Sunday, December 14, 2008

The Ringling Museum & A Pastel Portrait

John Ringling, famously known as one of the Ringling Bros., was not only a circus man but an art collector who travelled to Europe to purchase many works of the Old Masters, Baroque painters and others. In 1931, he opened his Museum of Art to the public in Sarasota. (See

Trina and I visited the Museum yesterday. I don't think I've ever seen so many barn-sized paintings by Rubens gathered into one vast room. Gallery after gallery featured painters like Rubens and Velasquez, as well as a scattering of more modern painters. I saw two small landscapes by Bierstadt and a portrait by Robert Henri.

Disappointing, though, was the fact that a third of the paintings in one wing had been draped over with plastic dropcloths for renovations. Oddly, this wing was not closed; apparently the museum director thought the clear dropcloths permitted an acceptable view of the paintings. Imagine looking at a poor reproduction of a six-foot painting in a cheap book. A portrait by Franz Hals had the clearest piece of plastic over it, but I still couldn't see the brushwork, and that is what Hals is noted for. Frustrating, to be sure.

One of the most stunning works was a full-length portrait of Marie Antoinette in pastel by Louise-Elisabeth Vigée-Lebrun (1755-1842.) The wall placard didn't give the portrait's dimensions, but I reckoned it to be 8 feet by 5. A close look at the painting showed that, at some point in the past, it had been ripped into three pieces and suffered two serious punctures. (Perhaps by mobs during the French Revolution?
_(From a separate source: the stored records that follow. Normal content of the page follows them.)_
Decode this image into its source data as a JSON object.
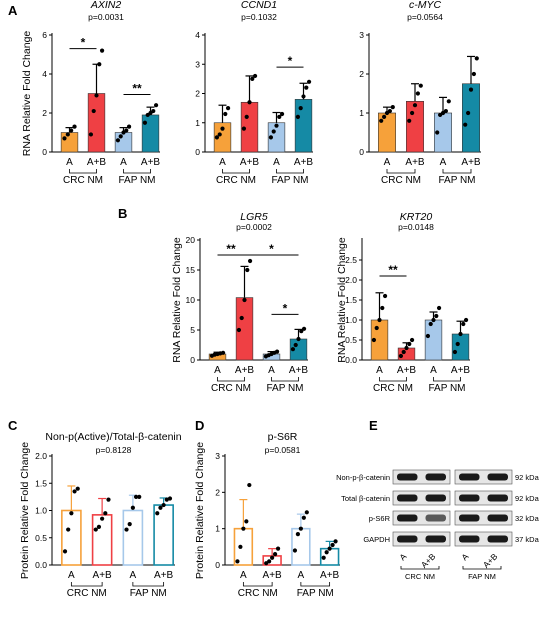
{
  "panel_labels": [
    "A",
    "B",
    "C",
    "D",
    "E"
  ],
  "chart_data": [
    {
      "panel": "A",
      "type": "bar",
      "title": "AXIN2",
      "title_italic": true,
      "pvalue": "p=0.0031",
      "ylabel": "RNA Relative Fold Change",
      "ylim": [
        0,
        6
      ],
      "yticks": [
        "0",
        "2",
        "4",
        "6"
      ],
      "categories": [
        "A",
        "A+B",
        "A",
        "A+B"
      ],
      "groups": [
        "CRC NM",
        "FAP NM"
      ],
      "values": [
        1.0,
        3.0,
        1.0,
        1.9
      ],
      "errors": [
        0.25,
        1.5,
        0.25,
        0.4
      ],
      "points": [
        [
          0.7,
          0.9,
          1.1,
          1.3
        ],
        [
          0.9,
          2.1,
          2.9,
          4.5,
          5.2
        ],
        [
          0.6,
          0.8,
          1.0,
          1.1,
          1.3
        ],
        [
          1.5,
          1.9,
          2.0,
          2.1,
          2.4
        ]
      ],
      "colors": [
        "#f6a13a",
        "#ef4044",
        "#a6c8ea",
        "#158aa5"
      ],
      "significance": [
        {
          "from": 0,
          "to": 1,
          "label": "*",
          "level": 5.3
        },
        {
          "from": 2,
          "to": 3,
          "label": "**",
          "level": 2.95
        }
      ]
    },
    {
      "panel": "A",
      "type": "bar",
      "title": "CCND1",
      "title_italic": true,
      "pvalue": "p=0.1032",
      "ylabel": "",
      "ylim": [
        0,
        4
      ],
      "yticks": [
        "0",
        "1",
        "2",
        "3",
        "4"
      ],
      "categories": [
        "A",
        "A+B",
        "A",
        "A+B"
      ],
      "groups": [
        "CRC NM",
        "FAP NM"
      ],
      "values": [
        1.0,
        1.7,
        1.0,
        1.8
      ],
      "errors": [
        0.6,
        0.9,
        0.35,
        0.55
      ],
      "points": [
        [
          0.5,
          0.6,
          0.8,
          1.3,
          1.5
        ],
        [
          0.8,
          1.2,
          1.7,
          2.5,
          2.6
        ],
        [
          0.5,
          0.7,
          0.9,
          1.2,
          1.3
        ],
        [
          1.2,
          1.5,
          1.9,
          2.2,
          2.4
        ]
      ],
      "colors": [
        "#f6a13a",
        "#ef4044",
        "#a6c8ea",
        "#158aa5"
      ],
      "significance": [
        {
          "from": 2,
          "to": 3,
          "label": "*",
          "level": 2.9
        }
      ]
    },
    {
      "panel": "A",
      "type": "bar",
      "title": "c-MYC",
      "title_italic": true,
      "pvalue": "p=0.0564",
      "ylabel": "",
      "ylim": [
        0,
        3
      ],
      "yticks": [
        "0",
        "1",
        "2",
        "3"
      ],
      "categories": [
        "A",
        "A+B",
        "A",
        "A+B"
      ],
      "groups": [
        "CRC NM",
        "FAP NM"
      ],
      "values": [
        1.0,
        1.3,
        1.0,
        1.75
      ],
      "errors": [
        0.15,
        0.45,
        0.4,
        0.7
      ],
      "points": [
        [
          0.8,
          0.9,
          1.0,
          1.05,
          1.15
        ],
        [
          0.8,
          1.0,
          1.2,
          1.5,
          1.7
        ],
        [
          0.5,
          0.95,
          1.0,
          1.05,
          1.3
        ],
        [
          0.7,
          1.0,
          1.6,
          2.0,
          2.4
        ]
      ],
      "colors": [
        "#f6a13a",
        "#ef4044",
        "#a6c8ea",
        "#158aa5"
      ],
      "significance": []
    },
    {
      "panel": "B",
      "type": "bar",
      "title": "LGR5",
      "title_italic": true,
      "pvalue": "p=0.0002",
      "ylabel": "RNA Relative Fold Change",
      "ylim": [
        0,
        20
      ],
      "yticks": [
        "0",
        "5",
        "10",
        "15",
        "20"
      ],
      "categories": [
        "A",
        "A+B",
        "A",
        "A+B"
      ],
      "groups": [
        "CRC NM",
        "FAP NM"
      ],
      "values": [
        1.0,
        10.4,
        1.0,
        3.5
      ],
      "errors": [
        0.3,
        5.2,
        0.4,
        1.6
      ],
      "points": [
        [
          0.7,
          0.9,
          1.0,
          1.1,
          1.2
        ],
        [
          5.0,
          7.0,
          10.0,
          15.0,
          16.5
        ],
        [
          0.6,
          0.8,
          1.0,
          1.2,
          1.4
        ],
        [
          1.8,
          2.5,
          3.5,
          4.8,
          5.2
        ]
      ],
      "colors": [
        "#f6a13a",
        "#ef4044",
        "#a6c8ea",
        "#158aa5"
      ],
      "significance": [
        {
          "from": 0,
          "to": 1,
          "label": "**",
          "level": 17.5
        },
        {
          "from": 1,
          "to": 3,
          "label": "*",
          "level": 17.5
        },
        {
          "from": 2,
          "to": 3,
          "label": "*",
          "level": 7.6
        }
      ]
    },
    {
      "panel": "B",
      "type": "bar",
      "title": "KRT20",
      "title_italic": true,
      "pvalue": "p=0.0148",
      "ylabel": "RNA Relative Fold Change",
      "ylim": [
        0,
        3
      ],
      "yticks": [
        "0.0",
        "0.5",
        "1.0",
        "1.5",
        "2.0",
        "2.5"
      ],
      "categories": [
        "A",
        "A+B",
        "A",
        "A+B"
      ],
      "groups": [
        "CRC NM",
        "FAP NM"
      ],
      "values": [
        1.0,
        0.3,
        1.0,
        0.65
      ],
      "errors": [
        0.68,
        0.13,
        0.2,
        0.32
      ],
      "points": [
        [
          0.5,
          0.8,
          1.0,
          1.3,
          1.6
        ],
        [
          0.1,
          0.2,
          0.3,
          0.4,
          0.5
        ],
        [
          0.6,
          0.9,
          1.0,
          1.1,
          1.3
        ],
        [
          0.2,
          0.4,
          0.65,
          0.9,
          1.0
        ]
      ],
      "colors": [
        "#f6a13a",
        "#ef4044",
        "#a6c8ea",
        "#158aa5"
      ],
      "significance": [
        {
          "from": 0,
          "to": 1,
          "label": "**",
          "level": 2.1
        }
      ]
    },
    {
      "panel": "C",
      "type": "bar",
      "title": "Non-p(Active)/Total-β-catenin",
      "title_italic": false,
      "pvalue": "p=0.8128",
      "ylabel": "Protein Relative Fold Change",
      "ylim": [
        0,
        2
      ],
      "yticks": [
        "0.0",
        "0.5",
        "1.0",
        "1.5",
        "2.0"
      ],
      "categories": [
        "A",
        "A+B",
        "A",
        "A+B"
      ],
      "groups": [
        "CRC NM",
        "FAP NM"
      ],
      "style": "outline",
      "values": [
        1.0,
        0.92,
        1.0,
        1.1
      ],
      "errors": [
        0.45,
        0.3,
        0.28,
        0.13
      ],
      "points": [
        [
          0.25,
          0.65,
          0.95,
          1.35,
          1.4
        ],
        [
          0.65,
          0.7,
          0.85,
          0.95,
          1.2
        ],
        [
          0.65,
          0.75,
          1.05,
          1.25,
          1.25
        ],
        [
          0.95,
          1.05,
          1.1,
          1.2,
          1.22
        ]
      ],
      "colors": [
        "#f6a13a",
        "#ef4044",
        "#a6c8ea",
        "#158aa5"
      ],
      "significance": []
    },
    {
      "panel": "D",
      "type": "bar",
      "title": "p-S6R",
      "title_italic": false,
      "pvalue": "p=0.0581",
      "ylabel": "Protein Relative Fold Change",
      "ylim": [
        0,
        3
      ],
      "yticks": [
        "0",
        "1",
        "2",
        "3"
      ],
      "categories": [
        "A",
        "A+B",
        "A",
        "A+B"
      ],
      "groups": [
        "CRC NM",
        "FAP NM"
      ],
      "style": "outline",
      "values": [
        1.0,
        0.25,
        1.0,
        0.45
      ],
      "errors": [
        0.8,
        0.2,
        0.4,
        0.2
      ],
      "points": [
        [
          0.1,
          0.5,
          1.0,
          1.2,
          2.2
        ],
        [
          0.05,
          0.1,
          0.2,
          0.3,
          0.45
        ],
        [
          0.4,
          0.85,
          1.0,
          1.3,
          1.45
        ],
        [
          0.2,
          0.35,
          0.45,
          0.55,
          0.65
        ]
      ],
      "colors": [
        "#f6a13a",
        "#ef4044",
        "#a6c8ea",
        "#158aa5"
      ],
      "significance": []
    }
  ],
  "western_blot": {
    "rows": [
      {
        "label": "Non-p-β-catenin",
        "kda": "92 kDa"
      },
      {
        "label": "Total β-catenin",
        "kda": "92 kDa"
      },
      {
        "label": "p-S6R",
        "kda": "32 kDa"
      },
      {
        "label": "GAPDH",
        "kda": "37 kDa"
      }
    ],
    "lanes": [
      "A",
      "A+B",
      "A",
      "A+B"
    ],
    "groups": [
      "CRC NM",
      "FAP NM"
    ]
  }
}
Vigée-Lebrun was able to flee to Italy, but Marie Antoinette was not so lucky.) Pastel dust dotted the inside of the glazing, along with a conservator's beard hair.

But despite these failings, the pastel is phenomenal. Pastel seems to be a better medium for presenting the illusion of flesh than oil. The surrounding oil portraits, all by other artists, glistened unnaturally; the pastel represented the soft, inner glow of skin more successfully.